Ela mesmo tomou cuidados pessoais, assim como o resguardo garantido pela própria Prefeitura local.
O lockdown durou 14 dias, incluindo fechamento de supermercados por 4 dias seguidos, com paralisação total do transporte público durante este período.
Por sua vez, na Baixada Santista, o transporte municipal definido por cada cidade tem funcionado em horários específicos e não funcionará nos finais de semana e feriados até 4 de abril.
Em Santos, a prefeitura recuou e vai colocar ônibus à disposição nos finais de semana para profissionais que atuam na área da saúde.
Os supermercados, padarias e açougues fecharão nos finais de semana e feriados, fato, aliás, criticado pelo governador João Doria durante a coletiva desta quarta (24)
“Apenas serviços de saúde e farmácias podiam funcionar”, lembra a secretária.
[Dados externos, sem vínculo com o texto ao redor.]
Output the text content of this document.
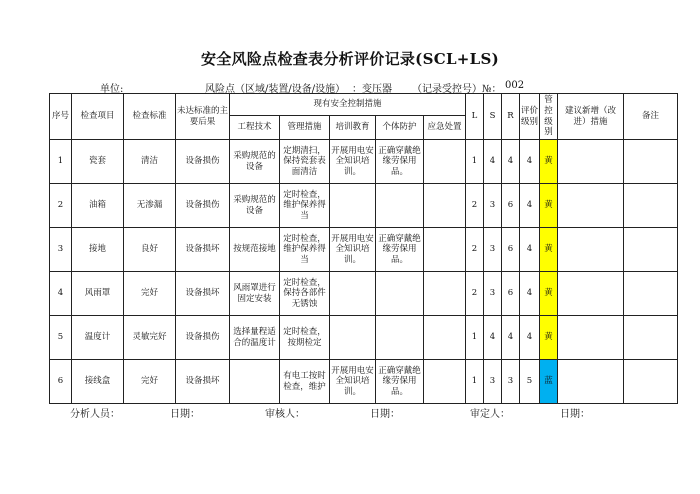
安全风险点检查表分析评价记录(SCL+LS)
单位:	风险点（区域/装置/设备/设施） ：变压器 （记录受控号）№： 002
序号	检查项目	检查标准	未达标准的主要后果	现有安全控制措施					L	S	R	评价级别	管控级别	建议新增（改进）措施	备注
				工程技术	管理措施	培训教育	个体防护	应急处置							
1	瓷套	清洁	设备损伤	采购规范的设备	定期清扫，保持瓷套表面清洁	开展用电安全知识培训。	正确穿戴绝缘劳保用品。		1	4	4	4	黄		
2	油箱	无渗漏	设备损伤	采购规范的设备	定时检查，维护保养得当				2	3	6	4	黄		
3	接地	良好	设备损坏	按规范接地	定时检查，维护保养得当	开展用电安全知识培训。	正确穿戴绝缘劳保用品。		2	3	6	4	黄		
4	风雨罩	完好	设备损坏	风雨罩进行固定安装	定时检查，保持各部件无锈蚀				2	3	6	4	黄		
5	温度计	灵敏完好	设备损伤	选择量程适合的温度计	定时检查，按期检定				1	4	4	4	黄		
6	接线盒	完好	设备损坏		有电工按时检查，维护	开展用电安全知识培训。	正确穿戴绝缘劳保用品。		1	3	3	5	蓝		
分析人员：	日期：	审核人：	日期：	审定人：	日期：
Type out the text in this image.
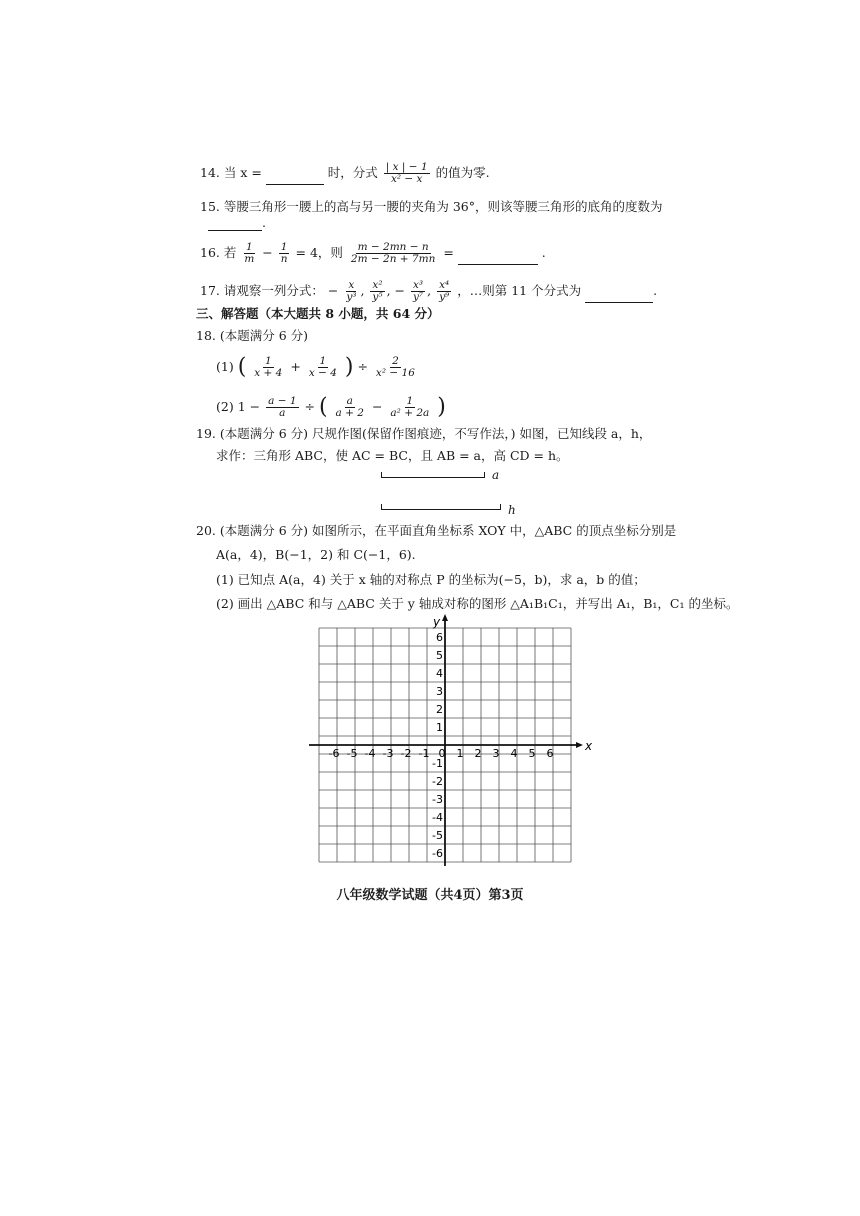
14. 当 x =	时，分式 $\frac{| x | - 1}{\text{x² − x}}$ 的值为零.
15. 等腰三角形一腰上的高与另一腰的夹角为 36°，则该等腰三角形的底角的度数为
.
16. 若 $\frac{1}{m} - \frac{1}{n} = 4$，则 $\frac{m - 2mn - n}{2m - 2n + 7mn}$ =	.
17. 请观察一列分式： − $\frac{x}{\text{y³}}$ , $\frac{\text{x²}}{\text{y⁵}}$ , − $\frac{\text{x³}}{\text{y⁷}}$ , $\frac{\text{x⁴}}{\text{y⁹}}$ ，…则第 11 个分式为	.
三、解答题（本大题共 8 小题，共 64 分）
18. (本题满分 6 分)
(1) ( $\frac{1}{x + 4} + \frac{1}{x - 4}$ ) ÷ $\frac{2}{\text{x² − 16}}$
(2) $1 - \frac{a - 1}{a}$ ÷ ( $\frac{a}{a + 2} - \frac{1}{\text{a² + 2a}}$ )
19. (本题满分 6 分) 尺规作图(保留作图痕迹，不写作法，) 如图，已知线段 a，h，
求作：三角形 ABC，使 AC = BC，且 AB = a，高 CD = h。
a
h
20. (本题满分 6 分) 如图所示，在平面直角坐标系 XOY 中，△ABC 的顶点坐标分别是
A(a，4)，B(−1，2) 和 C(−1，6).
(1) 已知点 A(a，4) 关于 x 轴的对称点 P 的坐标为(−5，b)，求 a，b 的值；
(2) 画出 △ABC 和与 △ABC 关于 y 轴成对称的图形 △A₁B₁C₁，并写出 A₁，B₁，C₁ 的坐标。
x
y
-6 -5 -4 -3 -2 -1 0 1 2 3 4 5 6
6
5
4
3
2
1
-1
-2
-3
-4
-5
-6
八年级数学试题（共4页）第3页
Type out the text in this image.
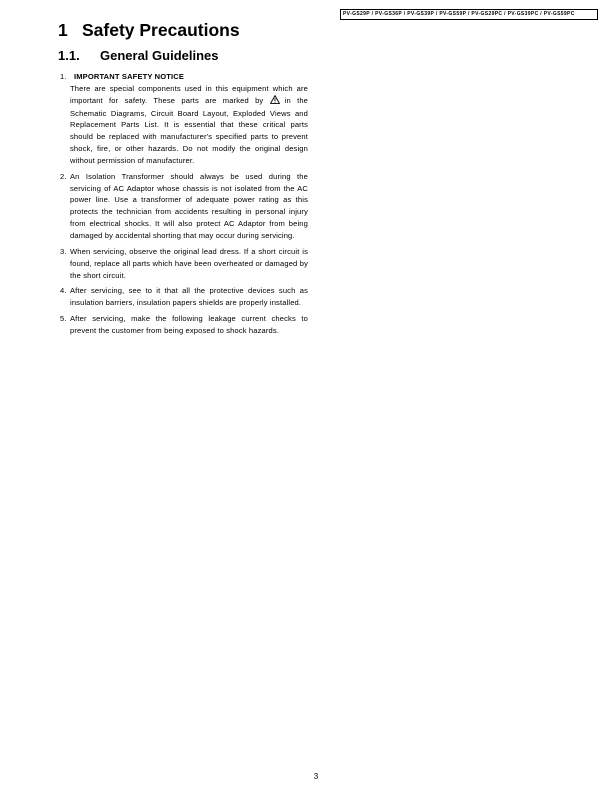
PV-GS29P / PV-GS36P / PV-GS39P / PV-GS59P / PV-GS29PC / PV-GS39PC / PV-GS59PC
1 Safety Precautions
1.1. General Guidelines
1. IMPORTANT SAFETY NOTICE
There are special components used in this equipment which are important for safety. These parts are marked by	in the Schematic Diagrams, Circuit Board Layout, Exploded Views and Replacement Parts List. It is essential that these critical parts should be replaced with manufacturer's specified parts to prevent shock, fire, or other hazards. Do not modify the original design without permission of manufacturer.
2. An Isolation Transformer should always be used during the servicing of AC Adaptor whose chassis is not isolated from the AC power line. Use a transformer of adequate power rating as this protects the technician from accidents resulting in personal injury from electrical shocks. It will also protect AC Adaptor from being damaged by accidental shorting that may occur during servicing.
3. When servicing, observe the original lead dress. If a short circuit is found, replace all parts which have been overheated or damaged by the short circuit.
4. After servicing, see to it that all the protective devices such as insulation barriers, insulation papers shields are properly installed.
5. After servicing, make the following leakage current checks to prevent the customer from being exposed to shock hazards.
3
Os resultados vieram semanas depois.
Se antes, a cidade registrava uma média de 200 casos positivos diários, hoje este número caiu para 80, parte também em razão da penitenciária da cidade, onde os presos são testados diariamente com o PCR e vive um surto da doença.
“Antes, 53% das amostras coletadas eram positivadas. Hoje, são 10%, comemora.
Como reflexo, houve uma redução de 39% nas internações de moradores da cidade.
A ocupação dos leitos hospitalares ainda preocupa, mas a secretária ressalta que a metade dos internados são de cidades vizinhas, em razão de Araraquara ser um polo regional – a exemplo de Santos.
Atualmente, segundo a secretária, a taxa de ocupação de leitos é de 69% nas enfermarias e 84% nas UTIs.
“Estamos comprovando que o lockdown é uma medida de sucesso”, salientou.
Ela salienta, porém, que se os números voltarem a subir, novos lockdowns voltarão a ser realizados.
“Se os números crescerem, não teremos medo de fazê-los novamente”, acrescentou.
Ministro
Por sua vez, em sua primeira apresentação oficial como ministro da Saúde, o médico Marcelo Queiroga enfatizou que esta possibilidade (lockdown) está distante de ser implantada no País.
“Vamos fazer todas as medidas para evitar isso, como o incentivo do uso de máscaras e defender o distanciamento social”, salientou.
“Vamos tentar disciplinar para que evitemos o lockdown“, acrescentou durante a coletiva.